The Super Compressor watch case was patented in 1956 and manufactured by Ervin Piquerez SA (EPSA) for almost two decades. Most of the Super Compressors can be identified by their twin crowns and internal rotating timing ring.
The name actually referred to the cases sealing technology, which made use of a spring-loaded case-back that sealed tighter as external water pressure increased. EPSA’s logo was a stylized diving helmet and could be found either on the outside or inside of the case-back. The crowns are typically cross-hatched, oversized and thick, making it easier to operate them under water.
Over 100 different brands used one of the many variations of SC cases. Some notable brands used the dual crown design, including: Jaeger leCoultre, Longines, Universal Geneve, IWC and Blancpain.
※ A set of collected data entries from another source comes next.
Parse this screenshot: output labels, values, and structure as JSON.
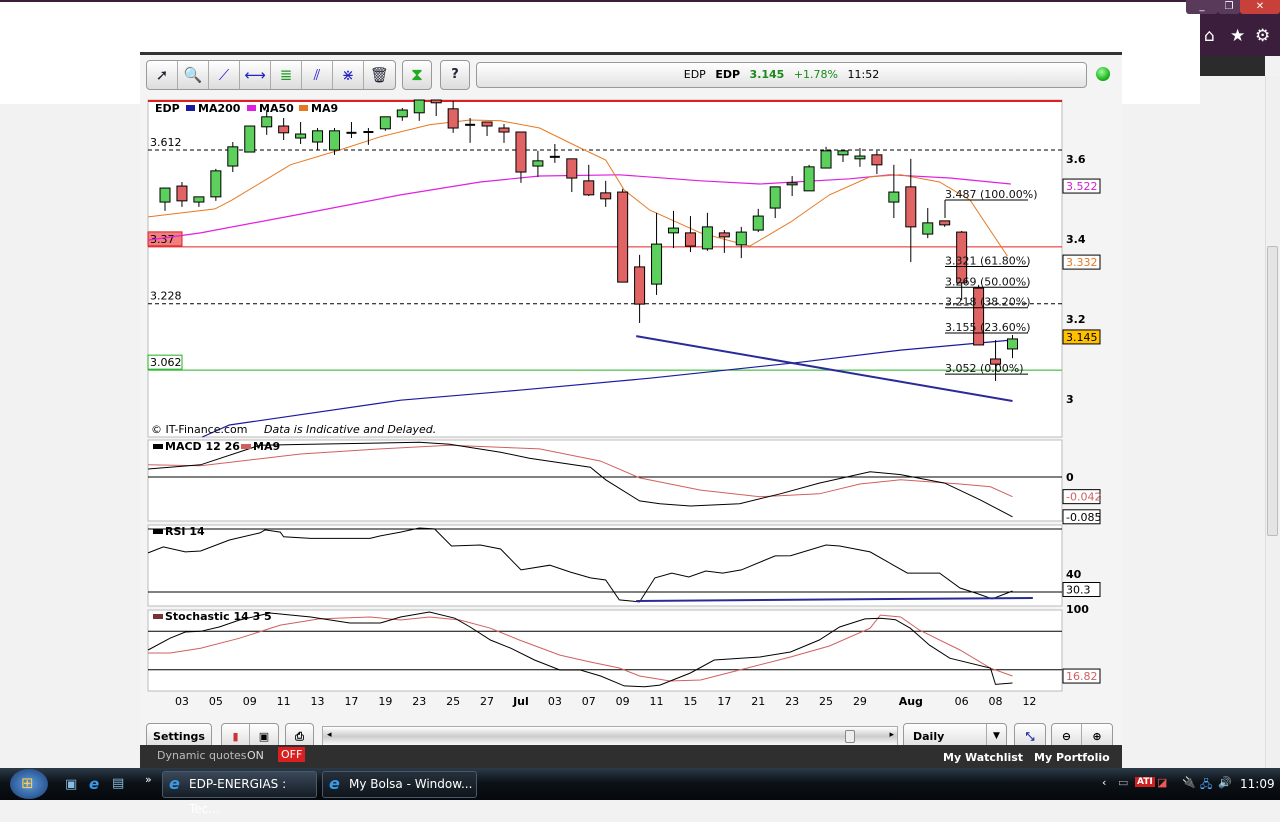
{
  "toolbar": {
    "tools": [
      "pointer-tool",
      "zoom-tool",
      "trendline-tool",
      "horizontal-line-tool",
      "fibonacci-tool",
      "parallel-channel-tool",
      "cross-lines-tool",
      "delete-tool"
    ],
    "quote": {
      "exchange_symbol": "EDP",
      "symbol": "EDP",
      "price": "3.145",
      "change": "+1.78%",
      "time": "11:52"
    },
    "colors": {
      "up": "#1a8a1a"
    }
  },
  "bottom_bar": {
    "settings_label": "Settings",
    "period_selected": "Daily"
  },
  "site_strip": {
    "dynamic_quotes_label": "Dynamic quotes",
    "on_label": "ON",
    "off_label": "OFF",
    "watchlist_label": "My Watchlist",
    "portfolio_label": "My Portfolio"
  },
  "taskbar": {
    "tasks": [
      "EDP-ENERGIAS : Tec...",
      "My Bolsa - Window..."
    ],
    "clock": "11:09"
  },
  "chart_data": {
    "type": "candlestick",
    "price_panel": {
      "legend": {
        "symbol": "EDP",
        "ma200": "MA200",
        "ma50": "MA50",
        "ma9": "MA9"
      },
      "colors": {
        "ma200": "#1a1aa0",
        "ma50": "#e020e0",
        "ma9": "#e87820",
        "up": "#5ccf5c",
        "down": "#e06464"
      },
      "ylim": [
        2.895,
        3.737
      ],
      "y_ticks": [
        "3.6",
        "3.4",
        "3.2",
        "3"
      ],
      "y_tick_values": [
        3.6,
        3.4,
        3.2,
        3.0
      ],
      "copyright": "© IT-Finance.com",
      "disclaimer": "Data is Indicative and Delayed.",
      "candles_ohlc": [
        [
          3.482,
          3.517,
          3.46,
          3.517
        ],
        [
          3.522,
          3.532,
          3.47,
          3.485
        ],
        [
          3.482,
          3.495,
          3.47,
          3.495
        ],
        [
          3.495,
          3.565,
          3.485,
          3.56
        ],
        [
          3.572,
          3.632,
          3.557,
          3.62
        ],
        [
          3.607,
          3.672,
          3.607,
          3.672
        ],
        [
          3.67,
          3.712,
          3.65,
          3.695
        ],
        [
          3.672,
          3.692,
          3.637,
          3.655
        ],
        [
          3.642,
          3.682,
          3.627,
          3.652
        ],
        [
          3.632,
          3.667,
          3.612,
          3.66
        ],
        [
          3.612,
          3.667,
          3.6,
          3.66
        ],
        [
          3.655,
          3.682,
          3.642,
          3.654
        ],
        [
          3.657,
          3.667,
          3.625,
          3.656
        ],
        [
          3.665,
          3.695,
          3.66,
          3.695
        ],
        [
          3.695,
          3.717,
          3.685,
          3.712
        ],
        [
          3.705,
          3.737,
          3.685,
          3.737
        ],
        [
          3.737,
          3.737,
          3.697,
          3.73
        ],
        [
          3.715,
          3.735,
          3.655,
          3.667
        ],
        [
          3.675,
          3.692,
          3.63,
          3.674
        ],
        [
          3.682,
          3.682,
          3.647,
          3.672
        ],
        [
          3.667,
          3.677,
          3.63,
          3.657
        ],
        [
          3.657,
          3.657,
          3.53,
          3.557
        ],
        [
          3.572,
          3.61,
          3.545,
          3.585
        ],
        [
          3.595,
          3.627,
          3.58,
          3.594
        ],
        [
          3.59,
          3.59,
          3.507,
          3.542
        ],
        [
          3.535,
          3.575,
          3.497,
          3.5
        ],
        [
          3.505,
          3.535,
          3.47,
          3.49
        ],
        [
          3.507,
          3.515,
          3.282,
          3.282
        ],
        [
          3.32,
          3.35,
          3.18,
          3.227
        ],
        [
          3.277,
          3.455,
          3.25,
          3.377
        ],
        [
          3.405,
          3.46,
          3.367,
          3.417
        ],
        [
          3.405,
          3.447,
          3.357,
          3.372
        ],
        [
          3.365,
          3.455,
          3.36,
          3.42
        ],
        [
          3.405,
          3.412,
          3.355,
          3.395
        ],
        [
          3.375,
          3.42,
          3.342,
          3.407
        ],
        [
          3.412,
          3.465,
          3.407,
          3.447
        ],
        [
          3.467,
          3.52,
          3.442,
          3.52
        ],
        [
          3.525,
          3.547,
          3.497,
          3.53
        ],
        [
          3.51,
          3.575,
          3.51,
          3.57
        ],
        [
          3.567,
          3.62,
          3.567,
          3.61
        ],
        [
          3.6,
          3.61,
          3.582,
          3.61
        ],
        [
          3.59,
          3.617,
          3.57,
          3.597
        ],
        [
          3.6,
          3.61,
          3.552,
          3.575
        ],
        [
          3.482,
          3.575,
          3.442,
          3.507
        ],
        [
          3.52,
          3.59,
          3.332,
          3.42
        ],
        [
          3.402,
          3.467,
          3.392,
          3.43
        ],
        [
          3.435,
          3.435,
          3.42,
          3.425
        ],
        [
          3.407,
          3.41,
          3.237,
          3.28
        ],
        [
          3.267,
          3.275,
          3.125,
          3.125
        ],
        [
          3.09,
          3.137,
          3.035,
          3.077
        ],
        [
          3.115,
          3.15,
          3.092,
          3.14
        ]
      ],
      "ma9": [
        [
          -1,
          3.445
        ],
        [
          2.95,
          3.465
        ],
        [
          3.95,
          3.487
        ],
        [
          7.4,
          3.575
        ],
        [
          10.3,
          3.612
        ],
        [
          12.7,
          3.645
        ],
        [
          15.6,
          3.675
        ],
        [
          18,
          3.687
        ],
        [
          19.8,
          3.685
        ],
        [
          22.1,
          3.667
        ],
        [
          24.5,
          3.617
        ],
        [
          26,
          3.587
        ],
        [
          27.1,
          3.512
        ],
        [
          28.6,
          3.462
        ],
        [
          31.6,
          3.405
        ],
        [
          34.5,
          3.372
        ],
        [
          36.9,
          3.432
        ],
        [
          39.2,
          3.5
        ],
        [
          41.6,
          3.545
        ],
        [
          43.4,
          3.55
        ],
        [
          45.7,
          3.532
        ],
        [
          47.5,
          3.487
        ],
        [
          49.7,
          3.347
        ]
      ],
      "ma50": [
        [
          -1,
          3.387
        ],
        [
          2.1,
          3.405
        ],
        [
          8,
          3.452
        ],
        [
          13.9,
          3.5
        ],
        [
          18.6,
          3.532
        ],
        [
          22.1,
          3.547
        ],
        [
          26.8,
          3.55
        ],
        [
          31.6,
          3.535
        ],
        [
          35.1,
          3.527
        ],
        [
          40.4,
          3.54
        ],
        [
          42.8,
          3.55
        ],
        [
          46.3,
          3.542
        ],
        [
          49.9,
          3.527
        ]
      ],
      "ma200": [
        [
          2.2,
          2.895
        ],
        [
          3.8,
          2.925
        ],
        [
          13.9,
          2.987
        ],
        [
          20.9,
          3.012
        ],
        [
          28.6,
          3.042
        ],
        [
          37.5,
          3.082
        ],
        [
          43.4,
          3.112
        ],
        [
          49.9,
          3.137
        ]
      ],
      "trendline": [
        [
          27.8,
          3.147
        ],
        [
          50,
          2.985
        ]
      ],
      "levels": [
        {
          "value": 3.612,
          "label": "3.612",
          "style": "dashed",
          "color": "#000"
        },
        {
          "value": 3.228,
          "label": "3.228",
          "style": "dashed",
          "color": "#000"
        },
        {
          "value": 3.37,
          "label": "3.37",
          "style": "solid",
          "color": "#e02020"
        },
        {
          "value": 3.062,
          "label": "3.062",
          "style": "solid",
          "color": "#20b020"
        }
      ],
      "fibonacci": [
        {
          "value": 3.487,
          "label": "3.487 (100.00%)"
        },
        {
          "value": 3.321,
          "label": "3.321 (61.80%)"
        },
        {
          "value": 3.269,
          "label": "3.269 (50.00%)"
        },
        {
          "value": 3.218,
          "label": "3.218 (38.20%)"
        },
        {
          "value": 3.155,
          "label": "3.155 (23.60%)"
        },
        {
          "value": 3.052,
          "label": "3.052 (0.00%)"
        }
      ],
      "value_badges": [
        {
          "value": 3.522,
          "label": "3.522",
          "color": "#d020d0",
          "bg": "#fff"
        },
        {
          "value": 3.332,
          "label": "3.332",
          "color": "#e87820",
          "bg": "#fff"
        },
        {
          "value": 3.145,
          "label": "3.145",
          "color": "#000",
          "bg": "#ffc000"
        }
      ]
    },
    "macd_panel": {
      "title": "MACD 12 26",
      "signal_title": "MA9",
      "ylim": [
        -0.094,
        0.079
      ],
      "zero_label": "0",
      "macd": [
        [
          -1,
          0.017
        ],
        [
          2.1,
          0.026
        ],
        [
          5.6,
          0.068
        ],
        [
          8.6,
          0.07
        ],
        [
          15,
          0.074
        ],
        [
          16.8,
          0.07
        ],
        [
          19.8,
          0.053
        ],
        [
          21.5,
          0.04
        ],
        [
          25.1,
          0.021
        ],
        [
          26,
          -0.006
        ],
        [
          28,
          -0.051
        ],
        [
          29.2,
          -0.057
        ],
        [
          31,
          -0.062
        ],
        [
          33.9,
          -0.057
        ],
        [
          36.3,
          -0.036
        ],
        [
          38.6,
          -0.013
        ],
        [
          41.6,
          0.011
        ],
        [
          43.4,
          0.005
        ],
        [
          46,
          -0.013
        ],
        [
          48.1,
          -0.049
        ],
        [
          50,
          -0.085
        ]
      ],
      "signal": [
        [
          -1,
          0.026
        ],
        [
          2.1,
          0.024
        ],
        [
          8,
          0.049
        ],
        [
          12.7,
          0.06
        ],
        [
          16.8,
          0.068
        ],
        [
          22.1,
          0.06
        ],
        [
          25.7,
          0.034
        ],
        [
          28,
          -0.002
        ],
        [
          31.6,
          -0.028
        ],
        [
          35.1,
          -0.042
        ],
        [
          38.6,
          -0.036
        ],
        [
          41,
          -0.015
        ],
        [
          43.4,
          -0.006
        ],
        [
          46.9,
          -0.015
        ],
        [
          48.7,
          -0.021
        ],
        [
          50,
          -0.042
        ]
      ],
      "badges": [
        {
          "value": -0.042,
          "label": "-0.042",
          "color": "#d06060"
        },
        {
          "value": -0.085,
          "label": "-0.085",
          "color": "#000"
        }
      ]
    },
    "rsi_panel": {
      "title": "RSI 14",
      "ylim": [
        21.1,
        72.5
      ],
      "levels": [
        30,
        70
      ],
      "tick_label": "40",
      "tick_value": 40,
      "rsi": [
        [
          -1,
          54.8
        ],
        [
          -0.1,
          58.6
        ],
        [
          1.2,
          55.4
        ],
        [
          2.1,
          56
        ],
        [
          3.8,
          63
        ],
        [
          5.6,
          67.5
        ],
        [
          5.9,
          69.4
        ],
        [
          6.8,
          68
        ],
        [
          7,
          65
        ],
        [
          8.6,
          64
        ],
        [
          12.1,
          64
        ],
        [
          12.7,
          65.6
        ],
        [
          13.9,
          68
        ],
        [
          15,
          70.6
        ],
        [
          15.9,
          70
        ],
        [
          16.9,
          59.2
        ],
        [
          18.6,
          59.8
        ],
        [
          19.8,
          57.3
        ],
        [
          21,
          44
        ],
        [
          22.7,
          47
        ],
        [
          23.9,
          42.7
        ],
        [
          25.1,
          38.9
        ],
        [
          26,
          37.6
        ],
        [
          26.8,
          25
        ],
        [
          28,
          23.7
        ],
        [
          28.9,
          38.9
        ],
        [
          29.9,
          42
        ],
        [
          30.9,
          39.5
        ],
        [
          31.9,
          43.3
        ],
        [
          32.9,
          42
        ],
        [
          34,
          44
        ],
        [
          36,
          52.9
        ],
        [
          36.9,
          53
        ],
        [
          39,
          59.8
        ],
        [
          39.8,
          59.2
        ],
        [
          41.6,
          55.4
        ],
        [
          43.8,
          42
        ],
        [
          45.7,
          42
        ],
        [
          46.9,
          32.5
        ],
        [
          47.8,
          29.4
        ],
        [
          48.8,
          25.6
        ],
        [
          50,
          30.6
        ]
      ],
      "trendline": [
        [
          27.8,
          24.3
        ],
        [
          51.2,
          26.2
        ]
      ],
      "badge": {
        "value": 30.3,
        "label": "30.3"
      }
    },
    "stochastic_panel": {
      "title": "Stochastic 14 3 5",
      "ylim": [
        -2.6,
        102.6
      ],
      "levels": [
        25,
        75
      ],
      "tick_label": "100",
      "tick_value": 100,
      "k": [
        [
          -1,
          50.6
        ],
        [
          0.3,
          66
        ],
        [
          1.2,
          74
        ],
        [
          2.1,
          75
        ],
        [
          3.2,
          80.5
        ],
        [
          4.4,
          89.6
        ],
        [
          6.2,
          98.7
        ],
        [
          8.6,
          93.5
        ],
        [
          10.9,
          85.7
        ],
        [
          12.7,
          85.7
        ],
        [
          13.9,
          93.5
        ],
        [
          15.6,
          100
        ],
        [
          17.1,
          92
        ],
        [
          18,
          80.5
        ],
        [
          19.2,
          63.6
        ],
        [
          20.4,
          53
        ],
        [
          21.8,
          37.7
        ],
        [
          23.3,
          24.7
        ],
        [
          24.5,
          24.7
        ],
        [
          25.7,
          16.9
        ],
        [
          27.1,
          4
        ],
        [
          28.3,
          3
        ],
        [
          29.2,
          5
        ],
        [
          31,
          20.8
        ],
        [
          32.4,
          37.7
        ],
        [
          35.1,
          41.6
        ],
        [
          36.9,
          48
        ],
        [
          38.6,
          63.6
        ],
        [
          39.8,
          80.5
        ],
        [
          41.3,
          91
        ],
        [
          42.2,
          92
        ],
        [
          43.1,
          90
        ],
        [
          43.97,
          79
        ],
        [
          45.1,
          57
        ],
        [
          46.3,
          40
        ],
        [
          48.7,
          27
        ],
        [
          49,
          6
        ],
        [
          50,
          7.8
        ]
      ],
      "d": [
        [
          -1,
          46.8
        ],
        [
          0.3,
          46.8
        ],
        [
          2.1,
          53
        ],
        [
          4.4,
          66
        ],
        [
          6.8,
          83
        ],
        [
          9.1,
          91
        ],
        [
          12.1,
          93.5
        ],
        [
          13.9,
          89.6
        ],
        [
          15.6,
          93.5
        ],
        [
          17.4,
          89.6
        ],
        [
          19.2,
          79
        ],
        [
          20.9,
          63.6
        ],
        [
          23.3,
          44
        ],
        [
          25.1,
          35
        ],
        [
          26.8,
          27.3
        ],
        [
          28,
          16.9
        ],
        [
          29.8,
          10.4
        ],
        [
          31.6,
          11.7
        ],
        [
          33.9,
          24.7
        ],
        [
          36.9,
          41.6
        ],
        [
          39.2,
          55.8
        ],
        [
          41.6,
          79
        ],
        [
          42.2,
          96
        ],
        [
          43.4,
          93.5
        ],
        [
          44.5,
          76.6
        ],
        [
          46.9,
          50.6
        ],
        [
          48.7,
          27
        ],
        [
          50,
          16.9
        ]
      ],
      "badge": {
        "value": 16.82,
        "label": "16.82"
      }
    },
    "x_ticks": [
      [
        1,
        "03"
      ],
      [
        3,
        "05"
      ],
      [
        5,
        "09"
      ],
      [
        7,
        "11"
      ],
      [
        9,
        "13"
      ],
      [
        11,
        "17"
      ],
      [
        13,
        "19"
      ],
      [
        15,
        "23"
      ],
      [
        17,
        "25"
      ],
      [
        19,
        "27"
      ],
      [
        21,
        "Jul"
      ],
      [
        23,
        "03"
      ],
      [
        25,
        "07"
      ],
      [
        27,
        "09"
      ],
      [
        29,
        "11"
      ],
      [
        31,
        "15"
      ],
      [
        33,
        "17"
      ],
      [
        35,
        "21"
      ],
      [
        37,
        "23"
      ],
      [
        39,
        "25"
      ],
      [
        41,
        "29"
      ],
      [
        44,
        "Aug"
      ],
      [
        47,
        "06"
      ],
      [
        49,
        "08"
      ],
      [
        51,
        "12"
      ]
    ]
  }
}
The first ever specialized diving watches were the Panerai, used by the Italian frogmen in the Second World War. Actually they were Rolex 3646s with special dials made by Panerai.
Right after WWII, two French combat diving corps started to search for a military grade diving watch, big and easy to read underwater, hermetically sealed and capable to absorb shocks – this helped Blancpain to develop the legendary Fifty Fathoms introduced in 1953. The transformation of the simple water resistant watch to the tool diver watch happened at that exact point. The next year Rolex launched perhaps the most famous diver watch of them all, the Rolex Submariner; from that point most of the Swiss companies started to shift their attention towards the sea, trying to produce reliable underwater-capable wristwatches.